There will be times you don’t know what to do. I know you feel helpless. You’ve told me as much in the past. I don’t need you to have a solution. I just need you to be there for me. Give me a hug. Let me cry. Tell me everything will be OK even when neither of us really believes it. Just hold me. Play with my hair, and just be my rock as you always are.
There will be times I’m angry about my diagnosis. Sometimes even the sight of my medication upsets me. You see, it controls me. I need it to survive yet it feels like a poison every time I take it. Be patient with me as I fight this battle.
There will be times I feel guilty. I feel guilty every Sunday when you go to church alone as I lay curled up in bed. I feel guilty when you go to a family event without me. I feel guilty because I know I am a financial burden. But most of all, I feel guilty that I changed your life forever. Please tell me it’s not my fault I’m sick. Don’t ever stop telling me, don’t let me forget that. Because I will.
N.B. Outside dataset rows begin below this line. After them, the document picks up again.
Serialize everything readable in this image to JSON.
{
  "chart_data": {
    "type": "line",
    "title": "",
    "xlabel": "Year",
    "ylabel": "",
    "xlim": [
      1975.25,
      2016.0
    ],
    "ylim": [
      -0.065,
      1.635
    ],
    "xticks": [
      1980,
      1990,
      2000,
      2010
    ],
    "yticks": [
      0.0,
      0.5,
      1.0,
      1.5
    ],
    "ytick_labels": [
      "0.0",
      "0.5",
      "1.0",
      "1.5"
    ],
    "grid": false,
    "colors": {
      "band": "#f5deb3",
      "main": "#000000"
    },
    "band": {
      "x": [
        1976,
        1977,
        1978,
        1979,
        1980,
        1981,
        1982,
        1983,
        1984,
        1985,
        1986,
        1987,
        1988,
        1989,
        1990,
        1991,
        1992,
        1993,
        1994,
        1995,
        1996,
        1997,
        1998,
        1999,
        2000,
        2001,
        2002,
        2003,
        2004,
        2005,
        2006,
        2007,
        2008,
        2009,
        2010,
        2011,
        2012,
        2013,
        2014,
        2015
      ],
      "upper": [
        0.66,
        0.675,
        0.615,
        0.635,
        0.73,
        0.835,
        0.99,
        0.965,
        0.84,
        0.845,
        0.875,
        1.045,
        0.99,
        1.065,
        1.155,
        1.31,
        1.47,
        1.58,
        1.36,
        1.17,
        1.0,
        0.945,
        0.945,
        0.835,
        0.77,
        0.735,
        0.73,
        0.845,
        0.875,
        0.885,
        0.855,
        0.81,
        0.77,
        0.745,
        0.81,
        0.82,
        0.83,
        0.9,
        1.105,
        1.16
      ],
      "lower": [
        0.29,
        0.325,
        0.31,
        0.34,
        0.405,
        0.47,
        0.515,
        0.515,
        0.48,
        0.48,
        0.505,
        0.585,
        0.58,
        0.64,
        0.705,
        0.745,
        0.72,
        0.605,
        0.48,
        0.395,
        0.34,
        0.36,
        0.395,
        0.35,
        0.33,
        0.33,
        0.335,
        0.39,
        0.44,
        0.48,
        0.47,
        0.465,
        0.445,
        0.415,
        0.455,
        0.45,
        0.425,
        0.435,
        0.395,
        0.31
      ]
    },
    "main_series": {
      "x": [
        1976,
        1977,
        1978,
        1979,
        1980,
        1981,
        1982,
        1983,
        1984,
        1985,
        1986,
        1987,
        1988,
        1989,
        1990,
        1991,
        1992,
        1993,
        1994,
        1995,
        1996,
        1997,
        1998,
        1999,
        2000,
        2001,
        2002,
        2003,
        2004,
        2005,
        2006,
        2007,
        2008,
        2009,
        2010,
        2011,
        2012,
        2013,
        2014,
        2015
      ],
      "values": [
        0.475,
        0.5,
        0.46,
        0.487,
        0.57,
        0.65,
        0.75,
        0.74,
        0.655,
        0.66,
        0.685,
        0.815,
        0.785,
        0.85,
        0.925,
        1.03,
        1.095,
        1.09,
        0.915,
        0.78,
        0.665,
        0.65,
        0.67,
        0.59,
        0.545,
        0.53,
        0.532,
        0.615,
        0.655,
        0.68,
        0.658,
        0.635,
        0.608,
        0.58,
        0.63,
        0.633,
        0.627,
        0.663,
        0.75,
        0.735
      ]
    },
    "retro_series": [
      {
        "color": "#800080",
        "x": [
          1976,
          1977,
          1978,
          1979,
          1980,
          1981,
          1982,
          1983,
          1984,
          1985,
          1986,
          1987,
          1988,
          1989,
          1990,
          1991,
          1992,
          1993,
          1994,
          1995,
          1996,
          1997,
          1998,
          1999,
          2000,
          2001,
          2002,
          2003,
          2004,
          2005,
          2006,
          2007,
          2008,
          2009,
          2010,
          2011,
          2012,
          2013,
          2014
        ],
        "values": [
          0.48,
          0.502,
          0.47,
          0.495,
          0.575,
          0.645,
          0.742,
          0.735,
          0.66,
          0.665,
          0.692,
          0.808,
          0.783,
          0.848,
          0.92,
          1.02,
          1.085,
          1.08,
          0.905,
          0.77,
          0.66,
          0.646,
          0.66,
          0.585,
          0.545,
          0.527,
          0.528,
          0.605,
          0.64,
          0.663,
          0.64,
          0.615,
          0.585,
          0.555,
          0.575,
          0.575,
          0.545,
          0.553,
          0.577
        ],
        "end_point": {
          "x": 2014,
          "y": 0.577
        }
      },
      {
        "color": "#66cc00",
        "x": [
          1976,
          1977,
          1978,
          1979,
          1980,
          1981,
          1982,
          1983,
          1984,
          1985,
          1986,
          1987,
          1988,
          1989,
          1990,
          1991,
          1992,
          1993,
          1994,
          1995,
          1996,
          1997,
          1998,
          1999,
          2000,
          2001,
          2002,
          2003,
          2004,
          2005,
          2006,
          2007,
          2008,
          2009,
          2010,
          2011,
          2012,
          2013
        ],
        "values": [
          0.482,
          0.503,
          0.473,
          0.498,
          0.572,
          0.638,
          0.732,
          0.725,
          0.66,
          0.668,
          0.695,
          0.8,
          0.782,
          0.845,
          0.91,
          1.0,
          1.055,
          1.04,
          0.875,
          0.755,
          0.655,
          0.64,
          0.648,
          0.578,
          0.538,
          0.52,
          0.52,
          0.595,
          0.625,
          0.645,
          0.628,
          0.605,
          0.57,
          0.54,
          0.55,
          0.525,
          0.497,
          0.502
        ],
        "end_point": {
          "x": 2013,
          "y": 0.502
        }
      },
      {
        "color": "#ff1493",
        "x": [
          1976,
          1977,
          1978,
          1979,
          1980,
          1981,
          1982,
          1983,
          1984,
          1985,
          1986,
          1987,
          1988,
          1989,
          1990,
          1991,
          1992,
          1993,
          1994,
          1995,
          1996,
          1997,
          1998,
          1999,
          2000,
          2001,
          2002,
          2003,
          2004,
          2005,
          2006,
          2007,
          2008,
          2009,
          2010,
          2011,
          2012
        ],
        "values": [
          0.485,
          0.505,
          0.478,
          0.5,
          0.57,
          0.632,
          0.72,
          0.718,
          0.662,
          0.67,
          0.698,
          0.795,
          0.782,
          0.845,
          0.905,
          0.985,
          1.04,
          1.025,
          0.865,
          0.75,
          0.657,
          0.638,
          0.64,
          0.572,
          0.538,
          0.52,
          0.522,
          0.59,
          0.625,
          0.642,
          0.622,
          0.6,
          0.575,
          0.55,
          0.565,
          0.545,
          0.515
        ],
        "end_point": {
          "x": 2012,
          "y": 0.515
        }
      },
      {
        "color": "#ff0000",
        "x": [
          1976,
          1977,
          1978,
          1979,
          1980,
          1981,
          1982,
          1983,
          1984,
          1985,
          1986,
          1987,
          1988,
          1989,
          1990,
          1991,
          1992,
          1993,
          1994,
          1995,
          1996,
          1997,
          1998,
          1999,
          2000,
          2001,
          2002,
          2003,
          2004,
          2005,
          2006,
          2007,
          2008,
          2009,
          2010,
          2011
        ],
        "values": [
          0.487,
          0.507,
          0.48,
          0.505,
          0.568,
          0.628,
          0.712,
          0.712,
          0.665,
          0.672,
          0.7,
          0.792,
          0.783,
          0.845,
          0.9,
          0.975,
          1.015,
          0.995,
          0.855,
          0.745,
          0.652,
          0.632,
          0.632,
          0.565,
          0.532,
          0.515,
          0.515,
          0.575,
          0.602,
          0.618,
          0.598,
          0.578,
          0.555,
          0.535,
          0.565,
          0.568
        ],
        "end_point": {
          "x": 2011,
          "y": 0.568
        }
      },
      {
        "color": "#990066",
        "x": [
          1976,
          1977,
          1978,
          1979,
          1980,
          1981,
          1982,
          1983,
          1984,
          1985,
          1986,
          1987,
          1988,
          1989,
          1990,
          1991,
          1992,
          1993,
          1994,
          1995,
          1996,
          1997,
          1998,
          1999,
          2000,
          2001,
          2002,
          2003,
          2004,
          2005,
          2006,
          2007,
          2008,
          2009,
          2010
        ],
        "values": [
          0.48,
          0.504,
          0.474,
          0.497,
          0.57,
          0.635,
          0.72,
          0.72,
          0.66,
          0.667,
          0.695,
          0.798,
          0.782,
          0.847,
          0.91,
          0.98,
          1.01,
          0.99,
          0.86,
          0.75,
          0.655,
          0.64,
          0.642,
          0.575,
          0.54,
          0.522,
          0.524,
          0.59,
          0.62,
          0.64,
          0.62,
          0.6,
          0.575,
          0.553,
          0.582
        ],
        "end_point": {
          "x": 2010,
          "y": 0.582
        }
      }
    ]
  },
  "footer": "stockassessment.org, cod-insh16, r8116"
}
There will be times I feel unattractive. Every day I wake up to sunken eyes and a lifeless pallor. Remind me that you think I’m beautiful. Even when I’m wearing sweatpants with messy hair and a face sans makeup, remind me why you fell in love with me. I need to hear it.
There will be times you think I don’t notice all you do for me. I know this sickness consumes me and I’m sorry. Remember that I love you and appreciate you more than you could ever know.
I know you didn’t choose this, but you’re choosing it now. Even though when we started this…. you didn’t know I would become sick.. But you know now. You didn’t know that you would sleep in a hospital chair for three and a half weeks, or that you would spend over 11 hours clutching a 2000’s model flip phone.. waiting for a call that said I was OK… and when you got that call that you would only see me for three minutes before they pulled you away again…. and it would be another three before you could be by my side again.
Yet you stayed with me. You could have left, you had every chance.. every reason…. but you chose to stay with me. For that, I am eternally grateful. This journey is going to be hard; I’m not going to lie. But it will be so much easier knowing that you’re by my side.